Alli was standing in the tree, on one of the thicker branches, looking down at the white-green leaves littering the ground. Nealy was standing above her, on a higher branch. The dappled sunlight cut through the canopy and fell on them both.
Nealy kept one hand resting on the trunk, while she held out a spoon, that she had brought with her. “Watch this,” the high schooler said.
The silver utensil bent, the silent depression turning inside out and the business end, undulating and twisting around, like the instrument had been made of leaping mercury and not stainless steel.
A spark of familiarity flashed through Alli’s eyes. “I can do that,” she thought. What she didn’t realize was that she had said that aloud. “Then do it,” Nealy challenged her. She dropped the spoon, and Alli deftly caught it, before it fell to the forest floor below.
Alli held the spoon, since returned to its former shape. The surface felt lukewarm and dull to her tiny fist. Alli huffed. The mindless metal was suddenly alive in her hands; the scoop wrapped itself all the way around, curling 360 degrees. Alli felt a slight ache in her forehead and a bitter, coppery taste in the back of her mouth. A faint, high-pitched whine receded in her ears.
“See,” Alli looked up, at the other girl, standing there in jeans and a jean jacket, “I can do it!”
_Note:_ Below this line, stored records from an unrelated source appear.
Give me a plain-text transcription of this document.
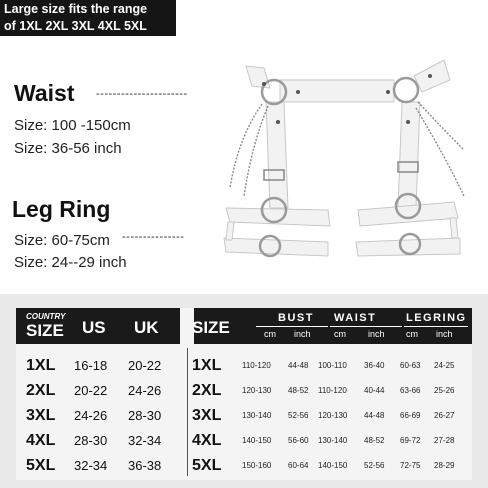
Large size fits the range
of 1XL 2XL 3XL 4XL 5XL
Waist ----------------------
Size: 100 -150cm
Size: 36-56 inch
Leg Ring
Size: 60-75cm ---------------
Size: 24--29 inch
COUNTRY
SIZE US UK SIZE	BUST
cm inch
WAIST
cm inch
LEGRING
cm inch
1XL 16-18 20-22 1XL	110-120 44-48 100-110 36-40 60-63 24-25
2XL 20-22 24-26 2XL	120-130 48-52 110-120 40-44 63-66 25-26
3XL 24-26 28-30 3XL	130-140 52-56 120-130 44-48 66-69 26-27
4XL 28-30 32-34 4XL	140-150 56-60 130-140 48-52 69-72 27-28
5XL 32-34 36-38 5XL	150-160 60-64 140-150 52-56 72-75 28-29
“Heh,” Nealy said with a wolfish half-grin, “I knew you could do it.” She laughed and glanced at the sun and the passing clouds.
Alli laughed too and dropped the spoon. It hit the murky carpet of dirt and bounced back up, at her beck and call, like a rubber ball – morphing in the air, like a bubble of silly putty. Alli gasped and chuckled. “I haven’t done that in years,” she said to Nealy.